PartitionCond = '{relation, boolean, `::`, specfunc({`And`,`Or`,`Not`}), `and`, `or`, `not`}')
...
condition_complexity := proc(x) nops(indets(x,PartitionCond)) end proc;

I think if I had a better idea of the design goal I could speak more to potential implementations. Basically, the fact that I can't really tell what the design goal of something like Partition on the Haskell side would be (in Maple, it was twofold; to avoid uncontrollable 'piecewise' semantics, and to hit our Partitions with big Maple hammers without worrying about pesky ordering; neither seems to apply to Haskell), combined with the knowledge that this would be an entirely non-trivial feat of engineering, no matter how it's done, makes it an unattractive option all around.

JacquesCarette commented 7 years ago

I am fine with not doing this now (or ever).

I think it is still very important to avoid piecewise as much as possible. Whenever we (statically) know that the cases we have are disjoint (and cover the whole space), we should be using some kind of Partition (or match or case).

For example, it would be quite sad if simplify were not idempotent because of translating back-and-forth between Partition and piecewise.

yuriy0 commented 7 years ago

I think it is still very important to avoid piecewise as much as possible.

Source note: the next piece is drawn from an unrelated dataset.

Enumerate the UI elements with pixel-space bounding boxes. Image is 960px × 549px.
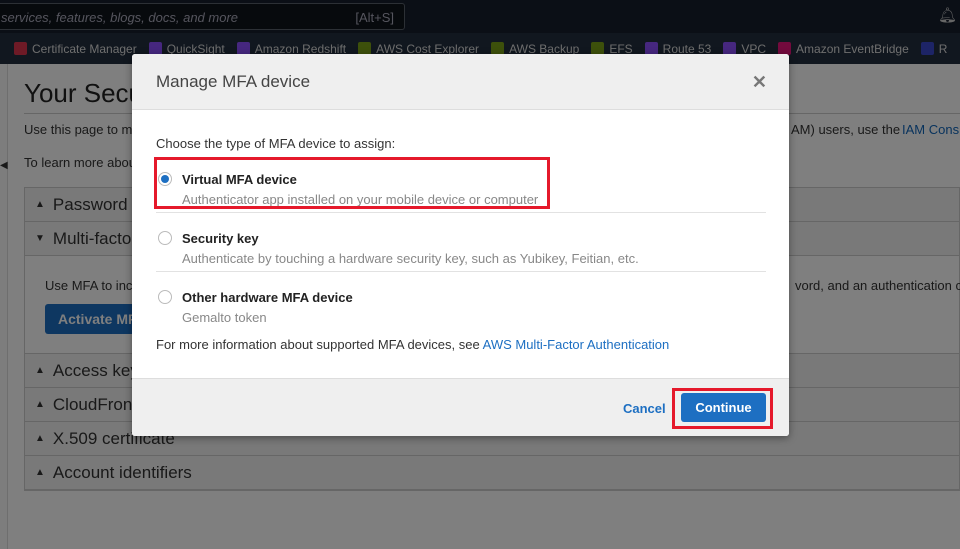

Unfortunately, large parts of the simplifier (e.g. eval_piecewise) still depend very much on using piecewise. When the simplifier reaches a point of maximum stability would probably be the most opportune moment to look at that.

For example, it would be quite sad if simplify were not idempotent because of translating back-and-forth between Partition and piecewise.

Indeed, and this is almost certainly something for which there should be Partition unit tests, and Maple unit tests. Some of the NewSLO tests would act to ensure this is the case (i.e. when the input and expected result are the same).

But this issue is probably something that should be dealt with on the Maple side - we need that property in Maple as well as during the parsing stage from Maple to Haskell. Without it, we can't rely on conversions between Partition and piecewise when they do happen to be needed. This is especially relevant since we sometimes recurse (with reduce) if expr_new <> expr_old; a lack of idempotence could lead to an infinite loop in those cases.

I believe that PWToPartition @ PartitionToPW and PartitionToPW @ PWToPartition are the identity. They should be, and if these are the identity, they must be idempotent. Perhaps testing the latter (piecewise -> piecewise) is not as important as testing the former (Partition -> Partition).

However, (x->PWToPartition(x,do_solve)) @ PartitionToPW and PartitionToPW @ (x->PWToPartition(x,do_solve)) are almost certainly not, and I wouldn't expect them to be; but they should be idempotent.

JacquesCarette commented 7 years ago

Right, calling do_solve can, and should, do rather non-trivial work. I will close this issue as something we will not in fact do.